With a swift turn of her head, her worried glance fell on him. “How bad?”

“His arm looks near severed,” Artair answered.

Neddie had returned as soon as she discovered that her husband and son survived without any injures and offered her help.

She turned to Neddie. “Can your husband and son help get this man into a cottage where he can rest?”

Neddie nodded, and Zia gave her instructions, telling her what needed to be done for the injured man she’d been working on.

As Neddie moved off with him, Zia cleaned her hands in a bucket of water that had been filled and refilled throughout the battle by the young children. She grabbed her healing basket, which was seriously depleted, and followed Artair and Cavan. She was concerned about several other wounded men, but their situation didn’t sound nearly as dire as what she’d been told about James.

She hoped that Artair’s description of the wound was exaggerated, but seeing it, she quickly knew that it hadn’t been. She didn’t know if she could be able to save his arm, or more important, save James.

James appeared to have the same thought. “I’m done, I’m done!” he yelled to the men around him. “Kill me now and get it over!”

Zia dropped down beside him on the ground. “How dare you survive a battle only to surrender to a wound.”

“I’ve lost my arm.”

“Not yet you haven’t,” she said, and looked to Artair. “Find me a clean enough place to work on him.”

It didn’t take long to have James settled on a sturdy table in a cottage. Neddie arrived to let her know that the warrior she had worked on now slept comfortably and was grateful to her, and she offered further help if needed.

Zia gratefully accepted her offer.

She could see those who had looked at the wound didn’t believe she could save James’s arm, but no one said as much. They let her go about her work without interruption.

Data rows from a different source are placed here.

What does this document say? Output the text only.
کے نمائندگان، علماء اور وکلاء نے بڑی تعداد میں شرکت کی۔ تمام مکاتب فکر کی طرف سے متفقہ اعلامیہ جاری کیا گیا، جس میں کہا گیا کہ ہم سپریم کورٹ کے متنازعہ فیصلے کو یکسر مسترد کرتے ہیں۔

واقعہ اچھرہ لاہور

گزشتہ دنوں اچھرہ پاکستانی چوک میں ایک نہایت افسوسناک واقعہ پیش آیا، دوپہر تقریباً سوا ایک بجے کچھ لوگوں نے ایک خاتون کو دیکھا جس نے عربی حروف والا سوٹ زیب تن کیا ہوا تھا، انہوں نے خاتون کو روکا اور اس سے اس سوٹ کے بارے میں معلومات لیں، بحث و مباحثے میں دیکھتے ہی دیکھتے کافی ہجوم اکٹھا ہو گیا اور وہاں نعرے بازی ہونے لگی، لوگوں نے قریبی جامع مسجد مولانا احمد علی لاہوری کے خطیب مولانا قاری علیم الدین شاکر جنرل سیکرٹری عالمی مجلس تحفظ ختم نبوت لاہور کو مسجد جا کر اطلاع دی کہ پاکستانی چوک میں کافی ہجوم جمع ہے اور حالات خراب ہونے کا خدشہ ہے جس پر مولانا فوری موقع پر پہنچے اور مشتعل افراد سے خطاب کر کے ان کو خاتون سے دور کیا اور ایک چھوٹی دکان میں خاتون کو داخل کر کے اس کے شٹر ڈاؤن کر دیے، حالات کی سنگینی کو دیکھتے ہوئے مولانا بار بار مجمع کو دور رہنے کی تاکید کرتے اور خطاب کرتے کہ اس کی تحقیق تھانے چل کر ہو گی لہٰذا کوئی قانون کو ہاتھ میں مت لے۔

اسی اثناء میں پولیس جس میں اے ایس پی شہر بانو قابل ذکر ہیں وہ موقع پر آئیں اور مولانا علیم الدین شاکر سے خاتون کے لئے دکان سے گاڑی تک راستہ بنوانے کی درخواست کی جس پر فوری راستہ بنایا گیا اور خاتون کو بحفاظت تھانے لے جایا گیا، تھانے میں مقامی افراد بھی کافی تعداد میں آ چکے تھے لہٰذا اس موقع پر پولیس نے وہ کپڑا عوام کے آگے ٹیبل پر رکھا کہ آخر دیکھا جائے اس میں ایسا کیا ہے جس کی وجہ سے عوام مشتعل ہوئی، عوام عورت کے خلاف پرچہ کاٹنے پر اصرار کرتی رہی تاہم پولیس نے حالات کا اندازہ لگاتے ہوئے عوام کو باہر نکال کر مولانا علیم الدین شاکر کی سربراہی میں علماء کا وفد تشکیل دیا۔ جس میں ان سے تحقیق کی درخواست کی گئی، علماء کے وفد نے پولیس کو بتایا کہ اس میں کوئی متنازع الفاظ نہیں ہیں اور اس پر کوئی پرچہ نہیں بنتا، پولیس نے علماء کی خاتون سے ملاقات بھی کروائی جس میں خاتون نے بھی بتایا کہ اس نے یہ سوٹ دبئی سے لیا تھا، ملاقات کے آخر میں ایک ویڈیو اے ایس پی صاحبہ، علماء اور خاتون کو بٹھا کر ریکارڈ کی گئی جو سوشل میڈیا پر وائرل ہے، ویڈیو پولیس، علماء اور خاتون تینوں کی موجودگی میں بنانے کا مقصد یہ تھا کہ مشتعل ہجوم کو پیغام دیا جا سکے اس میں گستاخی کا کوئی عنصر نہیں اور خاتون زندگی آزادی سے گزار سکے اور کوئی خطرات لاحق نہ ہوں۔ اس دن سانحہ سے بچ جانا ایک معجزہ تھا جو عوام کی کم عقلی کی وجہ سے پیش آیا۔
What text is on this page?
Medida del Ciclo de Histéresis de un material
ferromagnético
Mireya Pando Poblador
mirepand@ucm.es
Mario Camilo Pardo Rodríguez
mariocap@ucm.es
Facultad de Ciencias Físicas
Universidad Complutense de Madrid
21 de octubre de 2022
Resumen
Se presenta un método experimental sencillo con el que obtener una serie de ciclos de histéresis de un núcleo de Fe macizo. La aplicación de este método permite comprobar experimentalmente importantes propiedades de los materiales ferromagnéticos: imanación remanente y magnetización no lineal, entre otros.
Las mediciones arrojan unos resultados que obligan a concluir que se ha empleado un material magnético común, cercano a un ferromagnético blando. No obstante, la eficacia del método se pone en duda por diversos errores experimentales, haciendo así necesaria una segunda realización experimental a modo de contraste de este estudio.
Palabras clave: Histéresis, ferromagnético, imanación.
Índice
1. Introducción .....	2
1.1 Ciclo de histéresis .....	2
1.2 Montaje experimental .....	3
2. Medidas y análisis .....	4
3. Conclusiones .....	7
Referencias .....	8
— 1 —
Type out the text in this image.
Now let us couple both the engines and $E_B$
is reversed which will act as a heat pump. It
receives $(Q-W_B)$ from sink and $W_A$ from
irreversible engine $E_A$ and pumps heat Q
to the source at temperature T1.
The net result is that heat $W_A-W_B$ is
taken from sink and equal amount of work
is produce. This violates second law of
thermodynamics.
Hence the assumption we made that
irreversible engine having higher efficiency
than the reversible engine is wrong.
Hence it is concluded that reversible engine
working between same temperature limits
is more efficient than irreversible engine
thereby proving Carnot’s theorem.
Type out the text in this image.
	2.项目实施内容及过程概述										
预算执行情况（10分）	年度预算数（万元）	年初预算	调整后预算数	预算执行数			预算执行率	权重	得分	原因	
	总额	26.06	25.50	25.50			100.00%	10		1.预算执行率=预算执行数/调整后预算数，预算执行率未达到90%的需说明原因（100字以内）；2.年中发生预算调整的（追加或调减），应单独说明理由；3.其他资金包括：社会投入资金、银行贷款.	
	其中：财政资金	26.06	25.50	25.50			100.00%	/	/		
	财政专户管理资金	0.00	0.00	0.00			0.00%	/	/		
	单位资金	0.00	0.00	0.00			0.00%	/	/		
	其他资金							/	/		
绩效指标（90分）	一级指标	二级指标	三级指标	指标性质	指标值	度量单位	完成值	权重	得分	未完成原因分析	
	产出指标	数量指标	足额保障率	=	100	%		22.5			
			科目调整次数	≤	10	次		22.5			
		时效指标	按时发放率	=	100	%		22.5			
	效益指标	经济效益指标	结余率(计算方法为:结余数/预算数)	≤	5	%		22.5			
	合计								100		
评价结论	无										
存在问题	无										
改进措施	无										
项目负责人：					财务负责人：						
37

She took several chances she normally wouldn’t, but her grandmother had often told her that if it looked like there was no chance at all, to take all the chances you could.

She gave James a concoction that healers rarely used, since it wasn’t safe. It would either make him sleep deeply for hours or kill him. But she had little choice. With the work she had to do on his arm, he could never have tolerated the pain, and she needed him very still; the potion guaranteed both, and alleviated his misery over losing his arm, which she knew could still happen.